New ESC A-fib Guidelines Call for Integrated Care for All Patients


ROME. Italy—For the first time, the European Society of Cardiology has collaborated with the European Association for Cardio-Thoracic Surgery to issue guidelines for managing patients with A-fib, and that partnership shines through with a new focus on integrated, team-based care.

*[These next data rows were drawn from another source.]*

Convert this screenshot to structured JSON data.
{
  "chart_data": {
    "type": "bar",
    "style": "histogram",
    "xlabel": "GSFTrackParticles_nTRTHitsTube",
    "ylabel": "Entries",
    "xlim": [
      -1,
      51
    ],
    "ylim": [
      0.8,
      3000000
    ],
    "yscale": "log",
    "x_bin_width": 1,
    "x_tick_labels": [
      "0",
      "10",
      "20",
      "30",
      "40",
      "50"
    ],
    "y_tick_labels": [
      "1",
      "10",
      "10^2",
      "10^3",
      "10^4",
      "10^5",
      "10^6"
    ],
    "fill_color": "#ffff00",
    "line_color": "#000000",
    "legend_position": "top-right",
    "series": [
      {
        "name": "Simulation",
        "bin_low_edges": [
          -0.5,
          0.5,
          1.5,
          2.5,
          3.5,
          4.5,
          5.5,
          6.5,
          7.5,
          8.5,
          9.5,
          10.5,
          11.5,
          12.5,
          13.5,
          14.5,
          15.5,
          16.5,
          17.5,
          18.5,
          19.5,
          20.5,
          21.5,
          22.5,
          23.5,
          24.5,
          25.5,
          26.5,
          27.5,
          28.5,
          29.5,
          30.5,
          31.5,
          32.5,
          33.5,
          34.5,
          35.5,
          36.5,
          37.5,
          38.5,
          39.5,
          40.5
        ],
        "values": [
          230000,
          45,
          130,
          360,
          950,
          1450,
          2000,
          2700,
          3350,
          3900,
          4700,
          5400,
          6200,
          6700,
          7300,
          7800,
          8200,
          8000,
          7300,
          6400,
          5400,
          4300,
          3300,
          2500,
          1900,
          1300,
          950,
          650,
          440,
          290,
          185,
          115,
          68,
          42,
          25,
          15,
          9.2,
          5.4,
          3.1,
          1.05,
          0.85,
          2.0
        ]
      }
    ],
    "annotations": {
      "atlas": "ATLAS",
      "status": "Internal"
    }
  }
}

The team should be composed of nurses, cardiologists, stroke neurologists, cardiac surgeons, and electrophysiologists, Paulus Kirchhof, MD (University of Birmingham, England), chair of the task force that wrote the guidelines, told TCTMD. The whole team would not be required for every patient, with a more formal heart team approach reserved for the trickiest patients, such as those who have a stroke or intracranial hemorrhage while taking anticoagulation or patients who repeatedly fail attempts at rhythm control, he said.

Also critical to the integrated approach is a more central role for patients in the treatment process, he said. Much like hypertension or dyslipidemia, treating A-fib does not necessarily yield immediate benefits, “so empowering the patient to understand what you’re actually doing is another thing that we emphasize in the guidelines,” Kirchhof said.

The guidance, which was last updated in 2012, was published online August 27, 2016, ahead of print in the European Heart Journal and the European Journal of Cardio-Thoracic Surgery, coinciding with the opening of the European Society of Cardiology Congress 2016 here. It was endorsed by the European Stroke Organisation.

Keeping Patients on Oral Anticoagulation

Citing a 30% to 50% rate of discontinued oral anticoagulation in the first year after initiation, Kirchhof said another focus of the new guidelines is on keeping patients treated. There are detailed recommendations on how to handle bleeding on treatment and when and how to reinitiate anticoagulation after an ischemic stroke or intracranial hemorrhage.

The overall indications for anticoagulation, however, have not changed much from the previous guidance. One minor adjustment is downgrading the recommendation for using anticoagulation in patients with only one CHA2DS2-VASc risk factor, who have been shown to have a very low rate of stroke without treatment, from class I (“is recommended) to class IIa (“should be considered”).

The preferential use of non-vitamin K antagonists in eligible patients initiating oral anticoagulation remains a class I recommendation, but there is a stronger emphasis in the new guidelines based on accumulating data showing a halving of the rate of intracranial hemorrhage and a reduction in all-cause mortality with the newer agents relative to warfarin, Kirchhof said.

Other Recommendations

In terms of rate control, there have not been major modifications, said Kirchhof, who noted that one of the identified evidence gaps is the lack of data informing the choice of rate control strategy and the rate target.

The guidance on rhythm control has been revised to reflect recent evidence that A-fib burden is not dramatically different between patients with paroxysmal or persistent disease. Thus, the differentiation between the two A-fib types is less important when it comes to choosing a rhythm control approach.

Also reflected in the new guidelines is increasing evidence supporting the safety and efficacy of catheter ablation as an alternative to antiarrhythmic drugs, Kirchhof said.

 



Source:

 

 

  • Kirchhof P, Benussi S, Kotecha D, et al. 2016 ESC guidelines for the management of atrial fibrillation developed in collaboration with EACTS. Eur Heart J. 2016;Epub ahead of print.

 

Disclosures:

 

  • Kirchhof reports multiple relationships with industry.